按ずるに、占有の訴は本権の訴とは全く訴訟物を異にする特殊の訴として認められ、本権に関する爭はこれを措き、占有のみにつき迅速な解決をはかり、一應法的秩序を維持せんとする制度である。從つて占有の訴は本権に関する理由に基いて裁判することを得ないものとせられている。されば占有の訴と本権の訴とは全く請求の基礎を異にするものと判断すべきであるから、被控訴人が最初に提起した占有保持の訴に予備的に占有回收の訴を附加することは請求の基礎に変更なきものと認められるが、賃借権に基く前記(二)の請求及び所有権の代位行使による前記(三)の請求は請求の基礎を変更するものと認められるから、これを許すべきでない。
從つて右(三)の請求の変更を許して所有権の代位行使に基く被控訴人の請求を認容した原判決主文第二項は不当であるから、これを取消す。
右の如くであるから、当審に於ては占有保持及び占有回收の訴の部分についての不服申立に限り判断するを以て足る訳である。

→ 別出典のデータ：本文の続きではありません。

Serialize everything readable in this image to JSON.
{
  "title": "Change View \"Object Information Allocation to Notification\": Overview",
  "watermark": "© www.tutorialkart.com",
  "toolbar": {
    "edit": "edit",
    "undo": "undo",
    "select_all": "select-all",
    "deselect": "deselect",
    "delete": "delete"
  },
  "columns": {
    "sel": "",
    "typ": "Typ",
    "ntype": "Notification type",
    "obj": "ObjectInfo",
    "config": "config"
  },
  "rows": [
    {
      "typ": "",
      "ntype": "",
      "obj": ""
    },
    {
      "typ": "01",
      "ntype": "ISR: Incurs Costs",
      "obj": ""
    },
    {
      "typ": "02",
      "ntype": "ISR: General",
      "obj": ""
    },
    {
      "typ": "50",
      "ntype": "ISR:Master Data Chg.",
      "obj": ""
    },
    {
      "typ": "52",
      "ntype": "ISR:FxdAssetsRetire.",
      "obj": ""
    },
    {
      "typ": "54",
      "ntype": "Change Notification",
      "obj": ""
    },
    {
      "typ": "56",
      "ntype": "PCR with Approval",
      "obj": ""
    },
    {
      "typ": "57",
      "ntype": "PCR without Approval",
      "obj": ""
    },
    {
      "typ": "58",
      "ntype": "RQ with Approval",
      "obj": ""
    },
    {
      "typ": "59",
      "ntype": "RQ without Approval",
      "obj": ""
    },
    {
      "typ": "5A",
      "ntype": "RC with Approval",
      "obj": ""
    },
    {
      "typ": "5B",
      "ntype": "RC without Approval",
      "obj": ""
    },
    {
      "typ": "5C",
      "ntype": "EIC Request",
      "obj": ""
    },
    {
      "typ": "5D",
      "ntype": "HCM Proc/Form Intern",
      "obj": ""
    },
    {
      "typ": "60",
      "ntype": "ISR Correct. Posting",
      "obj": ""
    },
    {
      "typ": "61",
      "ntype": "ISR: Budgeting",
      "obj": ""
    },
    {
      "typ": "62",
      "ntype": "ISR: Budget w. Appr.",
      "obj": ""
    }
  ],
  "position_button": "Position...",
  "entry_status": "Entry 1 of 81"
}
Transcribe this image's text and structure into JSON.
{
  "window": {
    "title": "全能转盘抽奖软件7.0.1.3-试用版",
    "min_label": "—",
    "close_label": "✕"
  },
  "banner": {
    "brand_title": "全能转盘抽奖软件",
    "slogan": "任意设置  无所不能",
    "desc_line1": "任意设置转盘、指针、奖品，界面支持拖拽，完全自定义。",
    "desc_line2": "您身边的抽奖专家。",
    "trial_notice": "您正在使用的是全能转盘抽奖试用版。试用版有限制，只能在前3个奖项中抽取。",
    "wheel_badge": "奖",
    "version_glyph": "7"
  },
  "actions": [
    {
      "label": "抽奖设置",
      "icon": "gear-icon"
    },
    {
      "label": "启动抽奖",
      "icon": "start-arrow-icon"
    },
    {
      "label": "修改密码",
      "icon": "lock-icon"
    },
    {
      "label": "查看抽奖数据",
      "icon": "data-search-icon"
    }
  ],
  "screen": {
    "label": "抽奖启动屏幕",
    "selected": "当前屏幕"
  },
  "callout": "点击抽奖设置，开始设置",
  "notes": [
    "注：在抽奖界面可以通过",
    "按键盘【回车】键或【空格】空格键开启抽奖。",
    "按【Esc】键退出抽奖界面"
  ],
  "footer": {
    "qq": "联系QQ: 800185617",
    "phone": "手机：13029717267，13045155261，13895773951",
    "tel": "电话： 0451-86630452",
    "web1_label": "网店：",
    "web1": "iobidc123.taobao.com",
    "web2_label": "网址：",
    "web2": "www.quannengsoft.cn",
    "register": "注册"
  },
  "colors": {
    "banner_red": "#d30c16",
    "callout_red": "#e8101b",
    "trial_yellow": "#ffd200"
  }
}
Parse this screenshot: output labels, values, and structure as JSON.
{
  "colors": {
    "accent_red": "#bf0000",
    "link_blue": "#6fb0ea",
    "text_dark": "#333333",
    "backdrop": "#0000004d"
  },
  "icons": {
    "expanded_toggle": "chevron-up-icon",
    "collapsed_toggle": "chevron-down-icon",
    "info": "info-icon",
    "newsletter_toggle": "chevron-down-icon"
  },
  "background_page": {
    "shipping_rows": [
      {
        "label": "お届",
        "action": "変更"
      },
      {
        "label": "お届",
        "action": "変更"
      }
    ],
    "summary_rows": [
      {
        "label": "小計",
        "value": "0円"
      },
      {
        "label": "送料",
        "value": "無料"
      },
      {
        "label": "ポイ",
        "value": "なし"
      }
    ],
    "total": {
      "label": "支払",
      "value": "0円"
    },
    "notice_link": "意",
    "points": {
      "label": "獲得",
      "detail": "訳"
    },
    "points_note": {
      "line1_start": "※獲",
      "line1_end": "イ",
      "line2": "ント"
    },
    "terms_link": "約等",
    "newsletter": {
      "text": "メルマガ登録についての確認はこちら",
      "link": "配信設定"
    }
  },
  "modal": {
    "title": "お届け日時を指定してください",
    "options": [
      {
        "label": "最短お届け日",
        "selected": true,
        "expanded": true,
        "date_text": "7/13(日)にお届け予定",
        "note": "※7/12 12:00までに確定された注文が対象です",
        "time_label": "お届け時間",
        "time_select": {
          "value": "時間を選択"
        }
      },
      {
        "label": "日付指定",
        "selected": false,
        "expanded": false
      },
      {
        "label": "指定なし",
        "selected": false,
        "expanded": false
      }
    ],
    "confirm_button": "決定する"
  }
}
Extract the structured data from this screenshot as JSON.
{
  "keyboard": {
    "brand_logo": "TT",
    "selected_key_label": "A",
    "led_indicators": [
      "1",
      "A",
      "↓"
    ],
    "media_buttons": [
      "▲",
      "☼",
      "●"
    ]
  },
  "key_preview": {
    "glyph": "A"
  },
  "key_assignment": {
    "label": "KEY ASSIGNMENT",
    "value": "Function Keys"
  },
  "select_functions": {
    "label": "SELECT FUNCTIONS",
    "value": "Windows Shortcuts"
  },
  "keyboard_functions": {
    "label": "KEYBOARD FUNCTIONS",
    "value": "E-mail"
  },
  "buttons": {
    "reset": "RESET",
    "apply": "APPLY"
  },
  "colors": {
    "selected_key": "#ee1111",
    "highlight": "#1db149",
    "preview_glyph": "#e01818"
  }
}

本件地上に訴外萩原城之助が大正六年以降家屋を所有して居住し、同人死亡後はその遺族が居住していたこと、右の家屋が昭和二十年五月五日倒壞したことは当事者間に爭がない、右城之助の死亡したのは昭和六年十一月二十四日であることは成立に爭ない甲第九号証で明であり、昭和八年頃迄は城之助の遺族が居住したことは当審証人柏木薫の証言で認められる。右城之助の遺族が右家屋から立退く際に被控訴人に対し、右家屋の使用を許したとの被控訴人の主張については当審証人栗股代志及び被控訴本人が原審及び当審に於てこれに副う供述をしているが、当審証人柏木薫の証言に照らし、これ等の供述は信用し難い。当審証人海老原幸吉、宮崎松之助、長峰惣衛門の証言を綜合するに、右家屋は萩原の遺族が立退いた後、住む者もなく、被控訴人が時には、これに薪や稻束を入れたこともあり、海老原幸吉が箒草を置いたこともあり、近所の者が空箱を置いたこともあつたが継続して利用する者もなく、空家のまゝ放置せられたので、次第に朽廃し、遂に倒壞して道路の通行に支障を來すに至つたが、管理する者もないので近隣の者が協力してこれを取片附け、その後は空地となつていたので被控訴人はその一隅に薪を置いたり、收穫時期には地上に藁などを乾すこともあつた事実が認められる。然しながら被控訴人は本件土地を以上認定する如き程度にしか使用していないし、且つ被控訴人提出援用にかゝる証拠を見るも被控訴人が本件土地にこれ以上の事実上の支配をしていることを認めるに足るものがない以上、認定の如き事実関係では未だ被控訴人が本件土地を占有していたものとは認め難い。然らば被控訴人の本件土地に対する占有を妨害せられたとか、これを奪われたとか、主張する本訴はこれ以上調べる必要はなく、既に請求の失当であることは明である。被控訴人の占有保持並に占有回收に関する各請求を棄却した原判決の部分は正当であるから、これに対する本件附帶控訴は理由なしとして棄却すべきものである。よつて訴訟費用の負担につき民事訴訟法第三八六條、第八九條を適用して主文の通り判決する。